In this “first-in-human trial of pirtobrutinib, we showed promising efficacy and safety in patients with B-cell malignancies, including CLL or SLL, MCL, Waldenström macroglobulinemia, and follicular lymphoma. Activity was observed in heavily pretreated patients, including patients with resistance and intolerance to previous covalent BTK inhibitor treatment. Global randomized phase 3 studies in CLL or SLL, and MCL are planned,” the researchers concluded.
Birth of a Third Generation?
“The pirtobrutinib study, by opening the way for a third generation of BTK inhibitors, could improve such a personalized molecular approach in the treatment of B-cell malignancies,” according to accompanying editorial comment by Jean-Marie Michot, MD, and Vincent Ribrag, MD, both of the Institut de Cancérologie Gustave Roussy, Villejuif, France.

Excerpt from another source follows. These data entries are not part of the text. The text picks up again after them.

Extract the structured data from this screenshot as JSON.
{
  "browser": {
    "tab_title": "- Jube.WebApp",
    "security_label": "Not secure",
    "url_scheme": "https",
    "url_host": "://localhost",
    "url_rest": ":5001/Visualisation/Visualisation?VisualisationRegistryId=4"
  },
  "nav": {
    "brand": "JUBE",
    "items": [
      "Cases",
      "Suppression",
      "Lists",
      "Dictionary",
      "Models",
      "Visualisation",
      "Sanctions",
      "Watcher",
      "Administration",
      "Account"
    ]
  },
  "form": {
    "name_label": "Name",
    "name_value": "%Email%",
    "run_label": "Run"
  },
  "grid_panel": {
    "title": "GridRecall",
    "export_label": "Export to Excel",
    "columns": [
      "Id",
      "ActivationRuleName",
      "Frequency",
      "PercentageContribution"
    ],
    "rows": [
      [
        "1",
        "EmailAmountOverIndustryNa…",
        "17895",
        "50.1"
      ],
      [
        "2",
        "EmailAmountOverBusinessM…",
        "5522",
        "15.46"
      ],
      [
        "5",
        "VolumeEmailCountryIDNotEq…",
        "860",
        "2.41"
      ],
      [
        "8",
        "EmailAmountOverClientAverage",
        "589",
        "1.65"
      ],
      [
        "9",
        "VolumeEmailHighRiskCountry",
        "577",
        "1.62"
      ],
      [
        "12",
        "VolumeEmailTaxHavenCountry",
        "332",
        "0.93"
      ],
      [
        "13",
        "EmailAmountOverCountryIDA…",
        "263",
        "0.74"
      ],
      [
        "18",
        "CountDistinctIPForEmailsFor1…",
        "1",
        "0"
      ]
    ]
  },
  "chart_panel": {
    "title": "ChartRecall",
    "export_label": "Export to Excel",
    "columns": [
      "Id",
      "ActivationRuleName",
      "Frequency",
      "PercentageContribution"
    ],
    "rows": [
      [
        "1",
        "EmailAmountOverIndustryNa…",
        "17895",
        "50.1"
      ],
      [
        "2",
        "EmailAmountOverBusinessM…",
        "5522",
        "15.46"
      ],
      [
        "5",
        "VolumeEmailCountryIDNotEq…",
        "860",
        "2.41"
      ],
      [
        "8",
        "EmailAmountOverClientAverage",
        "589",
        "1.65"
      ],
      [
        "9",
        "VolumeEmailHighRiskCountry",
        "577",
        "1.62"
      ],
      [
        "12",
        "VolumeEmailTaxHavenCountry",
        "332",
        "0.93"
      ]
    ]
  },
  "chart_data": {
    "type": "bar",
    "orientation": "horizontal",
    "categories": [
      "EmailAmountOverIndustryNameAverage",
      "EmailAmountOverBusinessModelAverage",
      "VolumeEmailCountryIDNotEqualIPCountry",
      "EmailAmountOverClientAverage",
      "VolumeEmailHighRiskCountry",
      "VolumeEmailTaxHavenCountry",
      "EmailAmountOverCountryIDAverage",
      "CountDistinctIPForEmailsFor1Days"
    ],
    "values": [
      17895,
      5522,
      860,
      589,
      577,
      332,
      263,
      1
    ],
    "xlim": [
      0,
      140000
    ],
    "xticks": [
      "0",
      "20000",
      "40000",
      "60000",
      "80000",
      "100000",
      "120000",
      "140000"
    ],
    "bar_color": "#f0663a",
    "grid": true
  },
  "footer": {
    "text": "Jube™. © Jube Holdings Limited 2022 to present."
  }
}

They discussed how BTK inhibitors have been a considerable therapeutic advance in the treatment of NHL-B and CLL and how the three currently approved BTK inhibitors, namely ibrutinib, acalabrutinib, and zanubrutinib, are all covalent and irreversible inhibitors at the protein — the C481 binding site. “Ibrutinib was the first approved drug. The second-generation inhibitors, acalabrutinib and zanubrutinib, were designed to be more BTK selective,” they added.
However, the covalency and irreversibility of the drugs, considered therapeutic strengths, have resulted in induced resistance mutations occurring at the covalent binding, rendering the drugs inactive. “Two advantages of this new drug class are highlighted. First, the selectivity of the drug on BTK appears to be increased,” they wrote. “Second, this class does not bind BTK to the C481 residue, and the efficacy of the drug is therefore not affected by mutations in the BTK binding site.”
Several of the study authors reported receiving grants and personal fees from Loxo Oncology (a wholly owned subsidiary of Eli Lilly), which sponsored the study, as well as financial relationships with other pharmaceutical and biotechnology companies.
Michot and Ribrag reported that they had no disclosures relevant to the discussion.